The arrival of U.S. reinforcements began early on 18 July, with elements of the 148th Infantry Regiment landing at Zanana. Having hurriedly embarked at Rendova, they had been told to expect to fight as soon as they landed, but the fighting around the beach had concluded by the time they arrived. They were quickly pushed inland by U.S. commanders to shore up their vulnerable right flank and open the Munda Trail; during this movement the regiment's advanced elements clashed several times with small groups of Japanese infantry. Efforts to relieve the 169th took several days, with minor actions continuing until 20 July, including an ambush around one of the bridges across the Barike. In the coming days both the 145th and 161st Infantry Regiments arrived, and deployed opposite three battalions from the Japanese 229th Infantry, and a company from the 230th.

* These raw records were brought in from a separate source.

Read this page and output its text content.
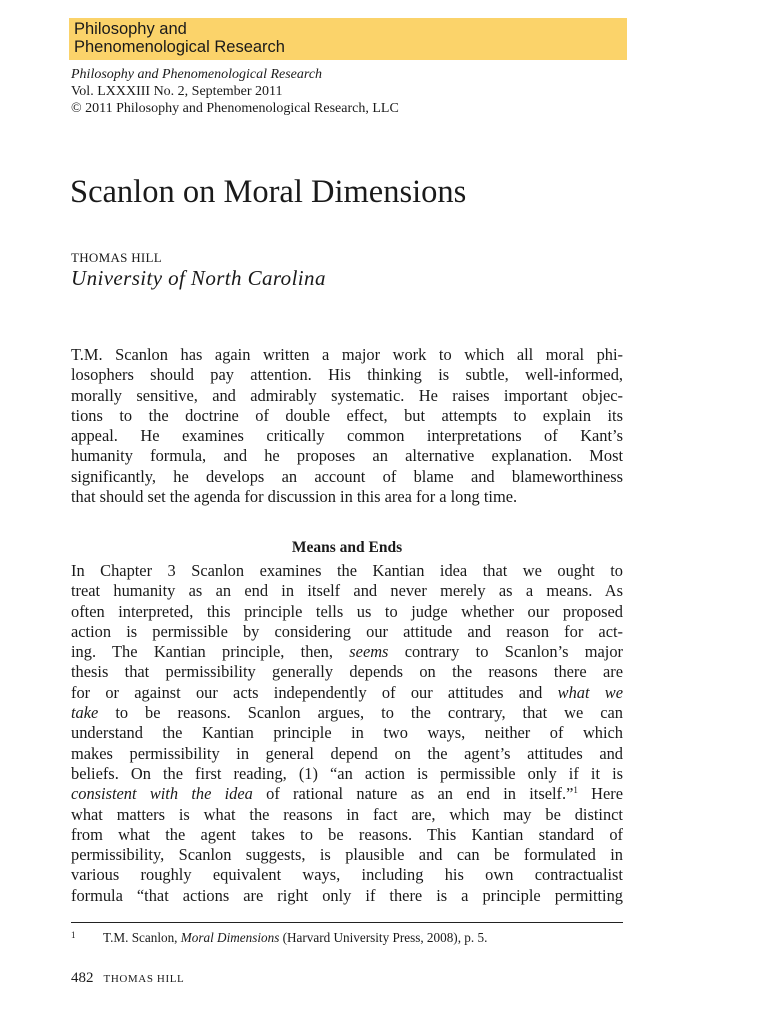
Philosophy and
Phenomenological Research
Philosophy and Phenomenological Research
Vol. LXXXIII No. 2, September 2011
© 2011 Philosophy and Phenomenological Research, LLC
Scanlon on Moral Dimensions
THOMAS HILL
University of North Carolina
T.M. Scanlon has again written a major work to which all moral phi-
losophers should pay attention. His thinking is subtle, well-informed,
morally sensitive, and admirably systematic. He raises important objec-
tions to the doctrine of double effect, but attempts to explain its
appeal. He examines critically common interpretations of Kant’s
humanity formula, and he proposes an alternative explanation. Most
significantly, he develops an account of blame and blameworthiness
that should set the agenda for discussion in this area for a long time.
Means and Ends
In Chapter 3 Scanlon examines the Kantian idea that we ought to
treat humanity as an end in itself and never merely as a means. As
often interpreted, this principle tells us to judge whether our proposed
action is permissible by considering our attitude and reason for act-
ing. The Kantian principle, then, seems contrary to Scanlon’s major
thesis that permissibility generally depends on the reasons there are
for or against our acts independently of our attitudes and what we
take to be reasons. Scanlon argues, to the contrary, that we can
understand the Kantian principle in two ways, neither of which
makes permissibility in general depend on the agent’s attitudes and
beliefs. On the first reading, (1) “an action is permissible only if it is
consistent with the idea of rational nature as an end in itself.”$^1$ Here
what matters is what the reasons in fact are, which may be distinct
from what the agent takes to be reasons. This Kantian standard of
permissibility, Scanlon suggests, is plausible and can be formulated in
various roughly equivalent ways, including his own contractualist
formula “that actions are right only if there is a principle permitting
1 T.M. Scanlon, Moral Dimensions (Harvard University Press, 2008), p. 5.
482 THOMAS HILL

After the Japanese counterattack was defeated, the U.S. commanders completed preparations for a corps-level offensive to capture Munda, bringing in further reinforcements and supplies. A secondary landing had been undertaken closer to Munda, around Laiana, to shorten supply lines. Medical and logistic support was also improved utilizing the secondary landing beach that had been established around Laiana on 14 July. During the lull that followed, U.S. forces undertook a series of patrols to gather information about Japanese dispositions; a number of minor firefights took place during this time, with only limited casualties. Meanwhile, the Japanese commander, Sasaki, also resolved to renew the offensive. He ordered Tomonari to launch another counterattack on 25 July, aiming an attack on the U.S. right flank around Horseshoe Hill and then rolling up the Allied line east along the Munda Trail. Griswold ordered a renewed offensive on 22 July; this began three days later and nullified the Japanese efforts.

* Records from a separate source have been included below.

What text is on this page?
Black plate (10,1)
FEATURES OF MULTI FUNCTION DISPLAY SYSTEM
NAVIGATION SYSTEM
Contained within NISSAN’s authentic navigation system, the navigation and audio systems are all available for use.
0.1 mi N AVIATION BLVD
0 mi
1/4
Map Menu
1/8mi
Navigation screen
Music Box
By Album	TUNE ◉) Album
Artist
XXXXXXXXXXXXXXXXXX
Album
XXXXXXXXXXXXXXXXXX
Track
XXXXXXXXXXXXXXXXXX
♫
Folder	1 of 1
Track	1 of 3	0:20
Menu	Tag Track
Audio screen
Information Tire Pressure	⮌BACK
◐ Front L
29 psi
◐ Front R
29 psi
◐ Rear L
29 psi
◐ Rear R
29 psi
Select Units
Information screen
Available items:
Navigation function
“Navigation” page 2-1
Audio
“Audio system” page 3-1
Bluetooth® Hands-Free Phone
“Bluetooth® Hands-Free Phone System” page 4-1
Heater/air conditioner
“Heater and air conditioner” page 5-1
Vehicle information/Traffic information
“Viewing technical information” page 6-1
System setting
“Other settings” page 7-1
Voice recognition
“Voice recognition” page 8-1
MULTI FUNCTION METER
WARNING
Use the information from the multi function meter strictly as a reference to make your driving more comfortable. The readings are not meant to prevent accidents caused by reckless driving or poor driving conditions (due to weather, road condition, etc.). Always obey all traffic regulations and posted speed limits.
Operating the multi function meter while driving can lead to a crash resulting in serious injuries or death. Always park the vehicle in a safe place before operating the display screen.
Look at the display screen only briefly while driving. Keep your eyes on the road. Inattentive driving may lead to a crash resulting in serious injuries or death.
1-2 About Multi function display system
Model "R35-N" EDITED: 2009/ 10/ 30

Supported by a strong naval bombardment on Lambeti Plantation, between Munda and Laiana, augmented by shore-based artillery and airstrikes, on 25 July the U.S. attack commenced with two divisions being committed across the front. The 37th Division attacked towards Bibilo Hill while the 43rd Division drove towards Lambeti Plantation and the airfield. After a sustained offensive that lasted two weeks, the Allies eventually captured the airfield in the Battle of Munda Point on 4–5 August. As the Japanese began withdrawing from New Georgia towards Kolombangara, U.S. forces undertook mopping up operations throughout August, during which time they advanced north from Munda to link up with the U.S. Marines and U.S. Army troops that had landed around Bairoko in early July. Bangaa Islet was secured in late August, while Arundel Island was captured later the following month.